Yargı kararları, yer sağlama unsurunun geniş yorumlandığını göstermektedir. Evini kumar için kullandıran kişi ile işyerinin bir bölümünü bu faaliyetlere ayıran işletmeci arasında sorumluluk bakımından fark bulunmaz. Esas olan, failin bilerek ve isteyerek kumar oynanmasına elverişli bir mekân tahsis etmesidir. Bu nedenle, kamuya açık veya özel alan fark etmeksizin, her türlü fiziki yer sağlama eylemi suçun oluşmasına yol açar.

Kumar Oynanması İçin İmkan Sağlama Suçu
İmkan sağlama, kumar oyununun oynanabilmesi için gerekli araçların, iletişim ortamının veya lojistik desteğin verilmesi anlamına gelir. Örneğin, poker masası, iskambil kâğıdı, tombala makinesi sağlanması yahut internet sitesi kurulması bu kapsamda değerlendirilir. Ayrıca oyuncuların mekâna taşınması, oyunun kurallarının öğretilmesi, borç para verilmesi veya kolluk müdahalesine karşı koruma sağlanması da imkân sağlamanın geniş yorumuna dahildir.
Bu fiiller, suçun oluşması bakımından yer sağlamayla aynı ağırlığa sahiptir. Yargıtay kararlarında, imkân sağlamanın yalnızca araç temini değil, sürece dair her türlü destek anlamına geldiği vurgulanmıştır. Dolayısıyla, fiili kolaylaştıran her türlü davranış, failin sorumluluğunu doğurur.
Adli Para Cezasına Çevirme, Erteleme ve Hükmün Açıklanmasının Geri Bırakılması
TCK 228’de öngörülen hapis ve adlî para cezaları birlikte düzenlendiğinden, hapis cezasının ayrıca paraya çevrilmesi mümkün değildir. Ancak sanık hakkında mahkemece HAGB (CMK m.231) kararı verilebilir. Bu durumda hüküm açıklanmaz ve belirlenen denetim süresinin sonunda cezanın sonuçları ortadan kalkar.
Bunun yanında hapis cezasının ertelenmesi (TCK m.51) hükümleri de uygulanabilir. Böylece failin yeniden topluma kazandırılması amaçlanır. Bu mekanizmalar, ceza hukukunun yalnızca cezalandırıcı değil, aynı zamanda onarıcı işlevini de göstermektedir.

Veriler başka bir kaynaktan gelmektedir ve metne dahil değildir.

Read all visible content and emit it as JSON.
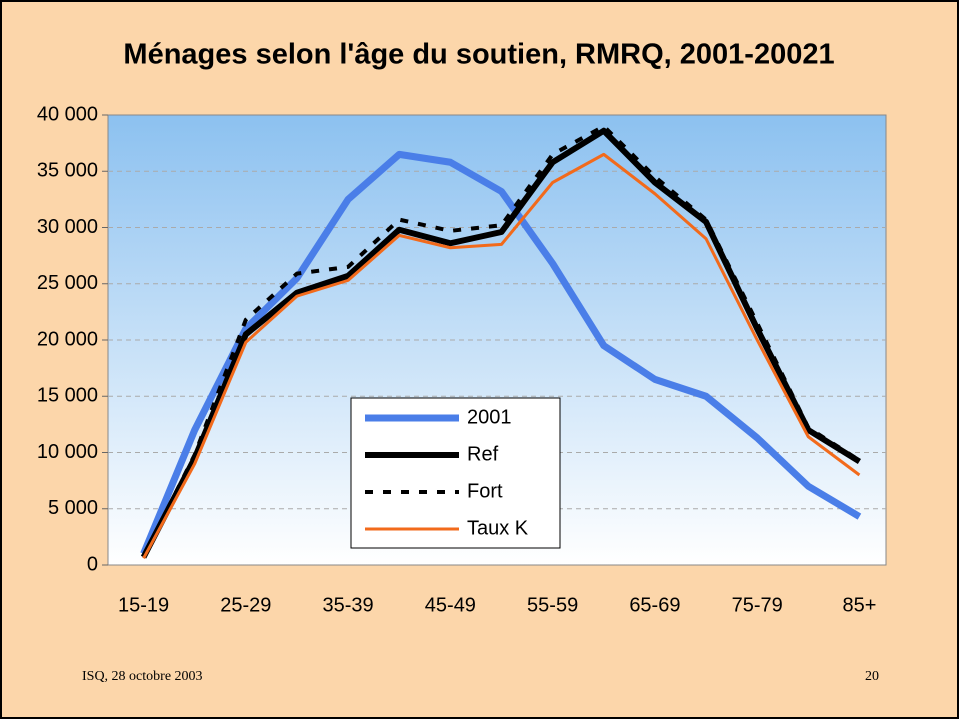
{
  "chart_data": {
    "type": "line",
    "title": "Ménages selon l'âge du soutien, RMRQ, 2001-20021",
    "categories": [
      "15-19",
      null,
      "25-29",
      null,
      "35-39",
      null,
      "45-49",
      null,
      "55-59",
      null,
      "65-69",
      null,
      "75-79",
      null,
      "85+"
    ],
    "series": [
      {
        "name": "2001",
        "color": "#4a7ee8",
        "line_width": 7,
        "dash": false,
        "values": [
          1000,
          12000,
          21000,
          25500,
          32500,
          36500,
          35800,
          33200,
          26800,
          19500,
          16500,
          15000,
          11300,
          7000,
          4300
        ]
      },
      {
        "name": "Ref",
        "color": "#000000",
        "line_width": 6,
        "dash": false,
        "values": [
          700,
          9500,
          20500,
          24200,
          25700,
          29800,
          28600,
          29600,
          35800,
          38600,
          34000,
          30500,
          21000,
          12000,
          9200
        ]
      },
      {
        "name": "Fort",
        "color": "#000000",
        "line_width": 4,
        "dash": true,
        "values": [
          700,
          9800,
          21800,
          25900,
          26500,
          30700,
          29700,
          30200,
          36500,
          39000,
          34500,
          30700,
          21500,
          12200,
          9300
        ]
      },
      {
        "name": "Taux K",
        "color": "#f26a1b",
        "line_width": 3,
        "dash": false,
        "values": [
          600,
          9000,
          19800,
          23900,
          25300,
          29300,
          28200,
          28500,
          34000,
          36500,
          33000,
          29000,
          20000,
          11400,
          8000
        ]
      }
    ],
    "ylim": [
      0,
      40000
    ],
    "yticks": [
      0,
      {
        "value": 5000,
        "label": "5 000"
      },
      {
        "value": 10000,
        "label": "10 000"
      },
      {
        "value": 15000,
        "label": "15 000"
      },
      {
        "value": 20000,
        "label": "20 000"
      },
      {
        "value": 25000,
        "label": "25 000"
      },
      {
        "value": 30000,
        "label": "30 000"
      },
      {
        "value": 35000,
        "label": "35 000"
      },
      {
        "value": 40000,
        "label": "40 000"
      }
    ],
    "grid": true,
    "legend": "lower center"
  },
  "footer": {
    "source": "ISQ, 28 octobre 2003",
    "page": "20"
  }
}
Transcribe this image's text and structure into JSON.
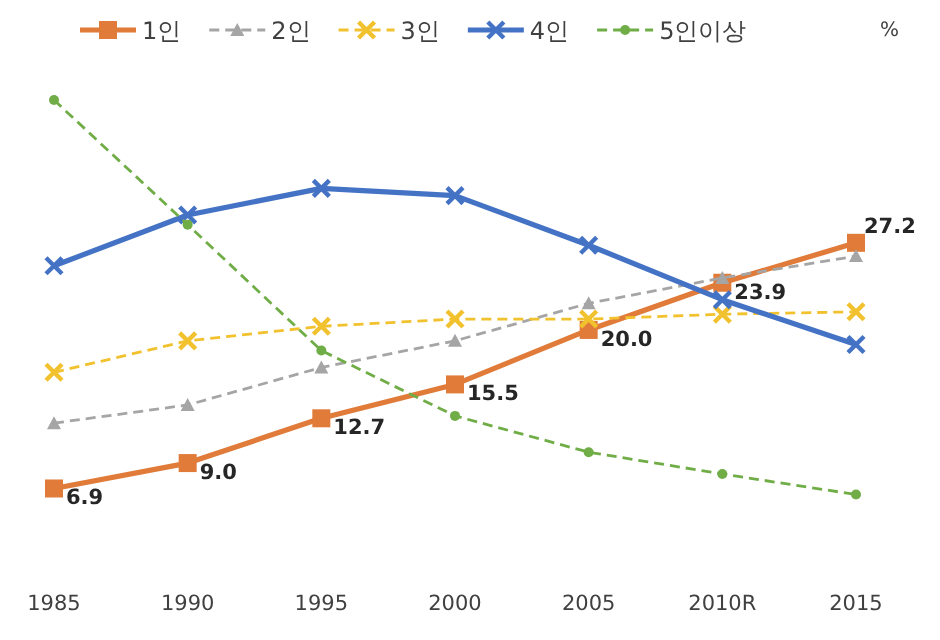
{
  "chart_data": {
    "type": "line",
    "ylabel": "%",
    "categories": [
      "1985",
      "1990",
      "1995",
      "2000",
      "2005",
      "2010R",
      "2015"
    ],
    "legend": "top",
    "tick_labels": "x",
    "series": [
      {
        "name": "1인",
        "color": "#e07b39",
        "marker": "square",
        "line_style": "solid",
        "values": [
          6.9,
          9.0,
          12.7,
          15.5,
          20.0,
          23.9,
          27.2
        ],
        "value_labels": [
          "6.9",
          "9.0",
          "12.7",
          "15.5",
          "20.0",
          "23.9",
          "27.2"
        ]
      },
      {
        "name": "2인",
        "color": "#a5a5a5",
        "marker": "triangle",
        "line_style": "dashed",
        "values": [
          12.3,
          13.8,
          16.9,
          19.1,
          22.2,
          24.3,
          26.1
        ]
      },
      {
        "name": "3인",
        "color": "#f2c12e",
        "marker": "cross",
        "line_style": "dashed",
        "values": [
          16.5,
          19.1,
          20.3,
          20.9,
          20.9,
          21.3,
          21.5
        ]
      },
      {
        "name": "4인",
        "color": "#4472c4",
        "marker": "cross",
        "line_style": "solid",
        "values": [
          25.3,
          29.5,
          31.7,
          31.1,
          27.0,
          22.5,
          18.8
        ]
      },
      {
        "name": "5인이상",
        "color": "#70ad47",
        "marker": "circle",
        "line_style": "dashed",
        "values": [
          39.0,
          28.7,
          18.3,
          12.9,
          9.9,
          8.1,
          6.4
        ]
      }
    ]
  }
}
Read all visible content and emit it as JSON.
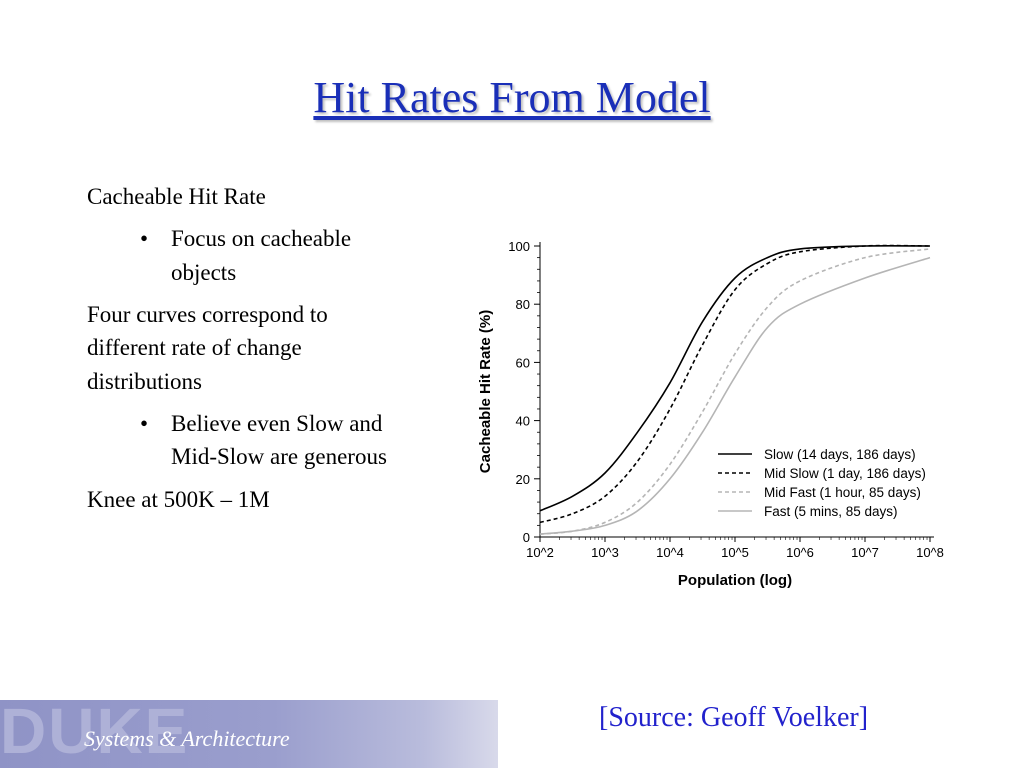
{
  "slide": {
    "title": "Hit Rates From Model",
    "body": {
      "item1": "Cacheable Hit Rate",
      "sub1": "Focus on cacheable objects",
      "item2": "Four curves correspond to different rate of change distributions",
      "sub2": "Believe even Slow and Mid-Slow are generous",
      "item3": "Knee at 500K – 1M",
      "bullet": "•"
    },
    "footer": {
      "watermark": "DUKE",
      "label": "Systems & Architecture",
      "source": "[Source: Geoff Voelker]"
    }
  },
  "chart_data": {
    "type": "line",
    "xlabel": "Population (log)",
    "ylabel": "Cacheable Hit Rate (%)",
    "x_scale": "log",
    "xlim": [
      100,
      100000000
    ],
    "ylim": [
      0,
      100
    ],
    "x_ticks": [
      "10^2",
      "10^3",
      "10^4",
      "10^5",
      "10^6",
      "10^7",
      "10^8"
    ],
    "y_ticks": [
      "0",
      "20",
      "40",
      "60",
      "80",
      "100"
    ],
    "legend_position": "bottom-right",
    "grid": false,
    "series": [
      {
        "name": "Slow (14 days, 186 days)",
        "color": "#000000",
        "style": "solid",
        "x": [
          100,
          316,
          1000,
          3162,
          10000,
          31623,
          100000,
          316228,
          1000000,
          10000000,
          100000000
        ],
        "y": [
          9,
          14,
          22,
          36,
          53,
          74,
          89,
          96,
          99,
          100,
          100
        ]
      },
      {
        "name": "Mid Slow (1 day, 186 days)",
        "color": "#000000",
        "style": "dashed",
        "x": [
          100,
          316,
          1000,
          3162,
          10000,
          31623,
          100000,
          316228,
          1000000,
          10000000,
          100000000
        ],
        "y": [
          5,
          8,
          14,
          26,
          44,
          66,
          85,
          94,
          98,
          100,
          100
        ]
      },
      {
        "name": "Mid Fast (1 hour, 85 days)",
        "color": "#b5b5b5",
        "style": "dashed",
        "x": [
          100,
          316,
          1000,
          3162,
          10000,
          31623,
          100000,
          316228,
          1000000,
          10000000,
          100000000
        ],
        "y": [
          1,
          2,
          5,
          12,
          25,
          43,
          63,
          79,
          88,
          96,
          99
        ]
      },
      {
        "name": "Fast (5 mins, 85 days)",
        "color": "#b5b5b5",
        "style": "solid",
        "x": [
          100,
          316,
          1000,
          3162,
          10000,
          31623,
          100000,
          316228,
          1000000,
          10000000,
          100000000
        ],
        "y": [
          1,
          2,
          4,
          9,
          20,
          36,
          55,
          72,
          80,
          89,
          96
        ]
      }
    ]
  }
}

Suçun Şikayet Süresi, Zamanaşımı ve Uzlaşma, Görevli Mahkeme
Kumar oynatma suçu, re’sen soruşturulan bir suçtur ve şikâyete tabi suçlar arasında değildir. Dolayısıyla şikâyetten vazgeçilmesi, ceza davasının düşmesine neden olmaz. Bu özellik, suçun kamu düzenine karşı işlenen suçlar arasında yer almasından kaynaklanmaktadır.
Dava sürecinde ceza davasında zamanaşımı hükümleri uygulanır. Kumar oynatma suçunda olağan dava zamanaşımı süresi sekiz yıldır. Ayrıca bu suç uzlaşma (CMK m.253) kapsamında değildir. Yargılama görevi ise asliye ceza mahkemesine aittir.
Kumar Oynanması İçin İmkân Sağlama Suçunun Özel Görünüş Biçimleri
Kumar oynanması için imkân sağlama suçunun unsurları incelenirken, “özel görünüş biçimleri” de göz önünde bulundurulmalıdır. Failin icra hareketlerine başlamasına rağmen suç tamamlanmadan engellenmesi halinde, fiil teşebbüs (TCK m.35) hükümleri çerçevesinde cezalandırılır. Örneğin, sanığın tombala malzemeleriyle sokakta oyun kurmaya çalışırken kolluk kuvvetlerince yakalanması, suçun teşebbüs aşamasında kaldığını göstermektedir. Yargıtay da bu tür olaylarda, beraat kararı yerine teşebbüsten ceza verilmesi gerektiğini istikrarlı biçimde vurgulamaktadır.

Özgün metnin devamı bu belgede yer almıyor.